Date : 20050527
Dossier : IMM-9071-04
Référence : 2005 CF 759
ENTRE :
VIVEKANANTHAN NALLIAH
demandeur
et
LE MINISTRE DE LA CITOYENNETÉ ET DE L'IMMIGRATION
LE SOLLICITEUR GÉNÉRAL DU CANADA
défendeurs
INTRODUCTION
[1] Les présents motifs font suite à l'audition d'une demande de contrôle judiciaire de la décision datée du 29 septembre 2004, par laquelle un agent d'examen des risques avant renvoi (l'agent) a décidé que le demandeur ne courrait pas de risques de traitement ou de peine cruel ou inusité s'il devait retourner au Sri Lanka, son pays de nationalité ou de résidence habituelle.
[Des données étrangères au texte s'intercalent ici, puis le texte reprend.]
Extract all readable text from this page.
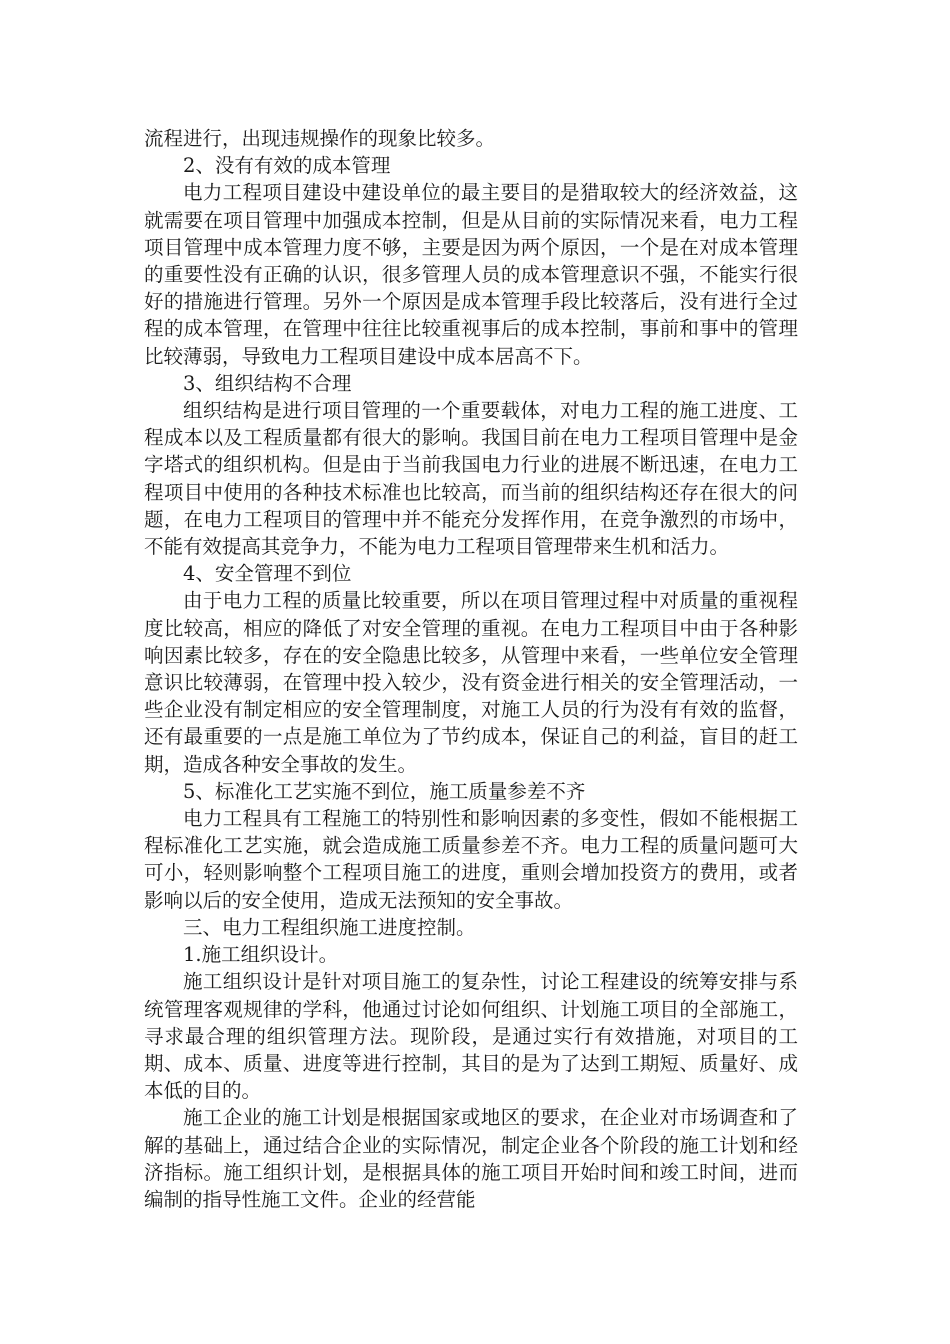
流程进行，出现违规操作的现象比较多。

2、没有有效的成本管理

电力工程项目建设中建设单位的最主要目的是猎取较大的经济效益，这就需要在项目管理中加强成本控制，但是从目前的实际情况来看，电力工程项目管理中成本管理力度不够，主要是因为两个原因，一个是在对成本管理的重要性没有正确的认识，很多管理人员的成本管理意识不强，不能实行很好的措施进行管理。另外一个原因是成本管理手段比较落后，没有进行全过程的成本管理，在管理中往往比较重视事后的成本控制，事前和事中的管理比较薄弱，导致电力工程项目建设中成本居高不下。

3、组织结构不合理

组织结构是进行项目管理的一个重要载体，对电力工程的施工进度、工程成本以及工程质量都有很大的影响。我国目前在电力工程项目管理中是金字塔式的组织机构。但是由于当前我国电力行业的进展不断迅速，在电力工程项目中使用的各种技术标准也比较高，而当前的组织结构还存在很大的问题，在电力工程项目的管理中并不能充分发挥作用，在竞争激烈的市场中，不能有效提高其竞争力，不能为电力工程项目管理带来生机和活力。

4、安全管理不到位

由于电力工程的质量比较重要，所以在项目管理过程中对质量的重视程度比较高，相应的降低了对安全管理的重视。在电力工程项目中由于各种影响因素比较多，存在的安全隐患比较多，从管理中来看，一些单位安全管理意识比较薄弱，在管理中投入较少，没有资金进行相关的安全管理活动，一些企业没有制定相应的安全管理制度，对施工人员的行为没有有效的监督，还有最重要的一点是施工单位为了节约成本，保证自己的利益，盲目的赶工期，造成各种安全事故的发生。

5、标准化工艺实施不到位，施工质量参差不齐

电力工程具有工程施工的特别性和影响因素的多变性，假如不能根据工程标准化工艺实施，就会造成施工质量参差不齐。电力工程的质量问题可大可小，轻则影响整个工程项目施工的进度，重则会增加投资方的费用，或者影响以后的安全使用，造成无法预知的安全事故。

三、电力工程组织施工进度控制。

1.施工组织设计。

施工组织设计是针对项目施工的复杂性，讨论工程建设的统筹安排与系统管理客观规律的学科，他通过讨论如何组织、计划施工项目的全部施工，寻求最合理的组织管理方法。现阶段，是通过实行有效措施，对项目的工期、成本、质量、进度等进行控制，其目的是为了达到工期短、质量好、成本低的目的。

施工企业的施工计划是根据国家或地区的要求，在企业对市场调查和了解的基础上，通过结合企业的实际情况，制定企业各个阶段的施工计划和经济指标。施工组织计划，是根据具体的施工项目开始时间和竣工时间，进而编制的指导性施工文件。企业的经营能
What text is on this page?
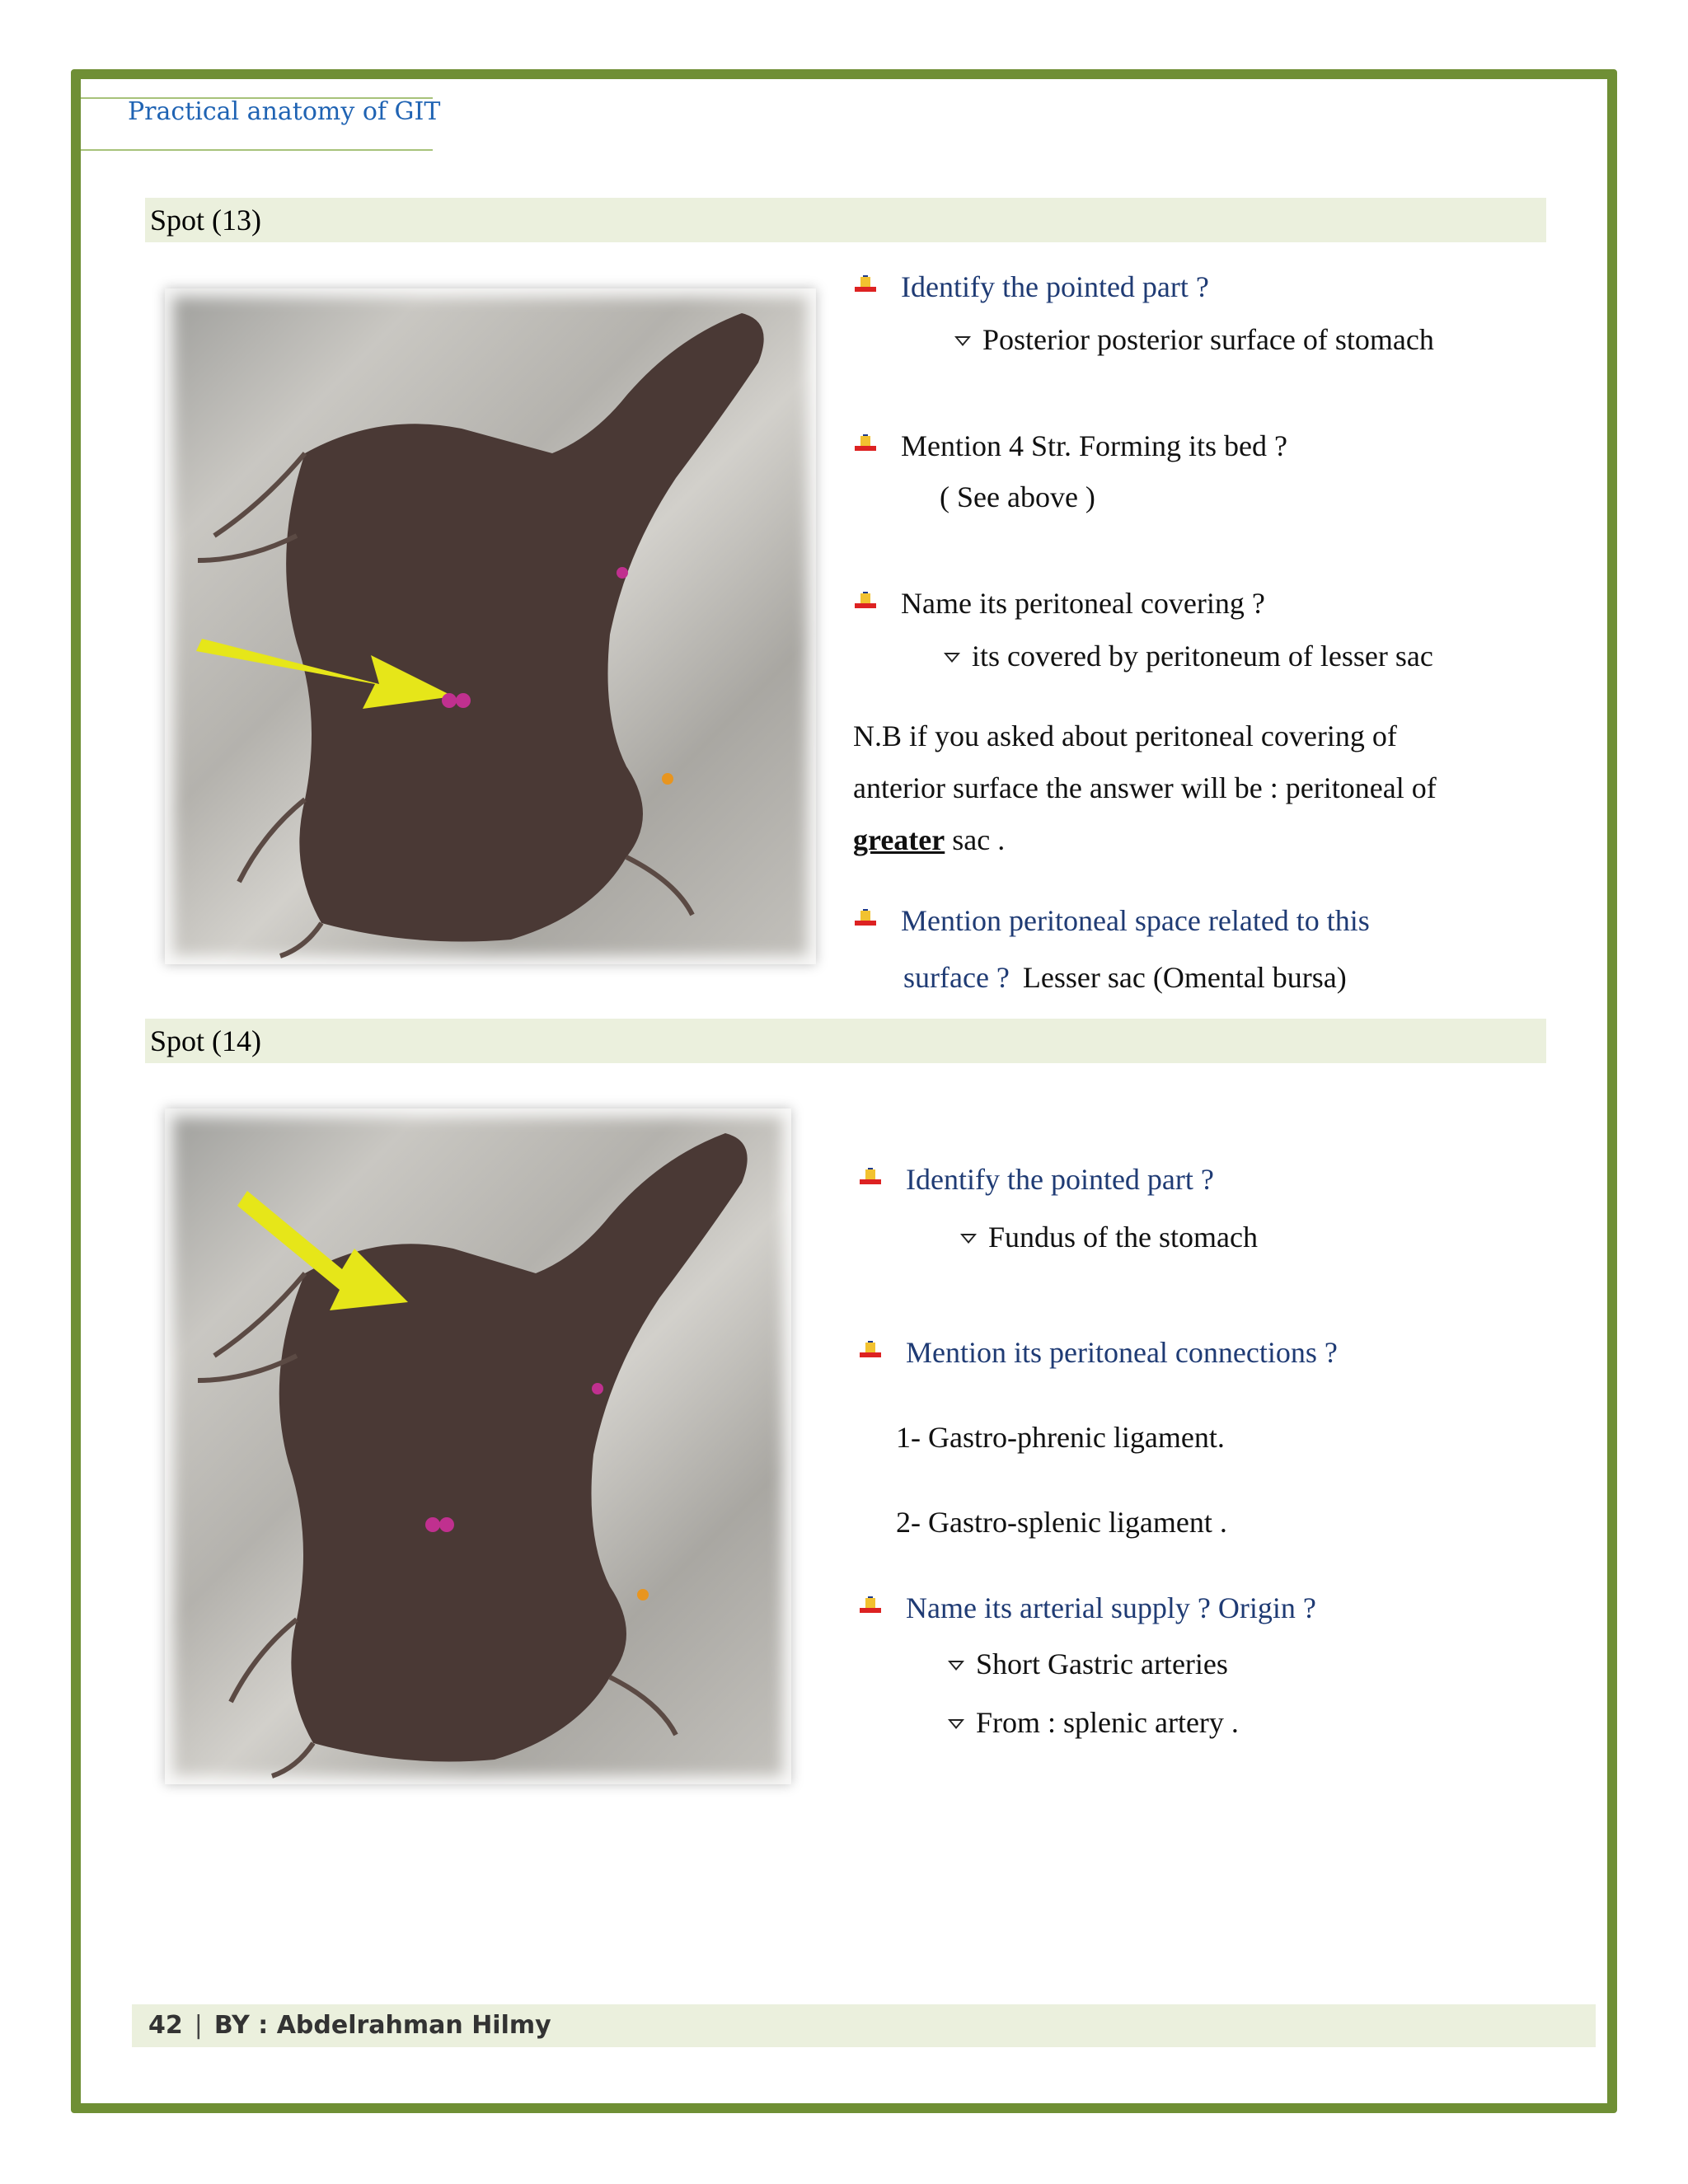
Practical anatomy of GIT
Spot (13)
Identify the pointed part ?
Posterior posterior surface of stomach
Mention 4 Str. Forming its bed ?
( See above )
Name its peritoneal covering ?
its covered by peritoneum of lesser sac
N.B if you asked about peritoneal covering of
anterior surface the answer will be : peritoneal of
greater sac .
Mention peritoneal space related to this
surface ? Lesser sac (Omental bursa)
Spot (14)
Identify the pointed part ?
Fundus of the stomach
Mention its peritoneal connections ?
1- Gastro-phrenic ligament.
2- Gastro-splenic ligament .
Name its arterial supply ? Origin ?
Short Gastric arteries
From : splenic artery .
42 | BY : Abdelrahman Hilmy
[2] La présente demande de contrôle judiciaire était l'une de trois demandes semblables, entendues ensemble à Toronto les 25 et 26 avril 2005, dans lesquelles a été soulevée la question de partialité institutionnelle ou d'absence d'indépendance et d'impartialité des agents d'examen des risques avant renvoi pendant la période du 12 décembre 2003 au 8 octobre 2004, alors que ces agents relevaient, sur le plan organisationnel, de l'Agence des services frontaliers du Canada (ASFC) du Gouvernement du Canada. Cette question a été examinée dans les motifs de la décision d'une des deux autres affaires, Chea Say et al c. Le Solliciteur général du Canada[1], qui sera publiée en même temps que les présents motifs. Ces motifs, dans la mesure où ils concernent la question de la partialité institutionnelle, sont incorporés par renvoi dans les présents motifs.
CONTEXTE
[3] Le demandeur est un citoyen tamoul du Sri Lanka, originaire du nord de ce pays insulaire. Il est arrivé au Canada en 1999 et y a revendiqué le statut de réfugié au sens de la Convention. Cette revendication a été rejetée en juin 2002. La Section de la protection des réfugiés a déterminé que le demandeur devait être exclu de la protection des réfugiés en vertu de l'article 1F(A) de la Convention des Nations Unies relative au statut des réfugiés, c'est-à-dire qu'elle a conclu que le demandeur était une personne dont on avait des raisons sérieuses de penser qu'elle avait commis un crime contre la paix, un crime de guerre ou un crime contre l'humanité, au sens des instruments internationaux élaborés pour prévoir des dispositions relatives à ces crimes. La Section du statut de réfugié a de plus estimé que si le demandeur n'avait pas été exclu de la protection des réfugiés, il aurait été reconnu comme réfugié au sens de la Convention.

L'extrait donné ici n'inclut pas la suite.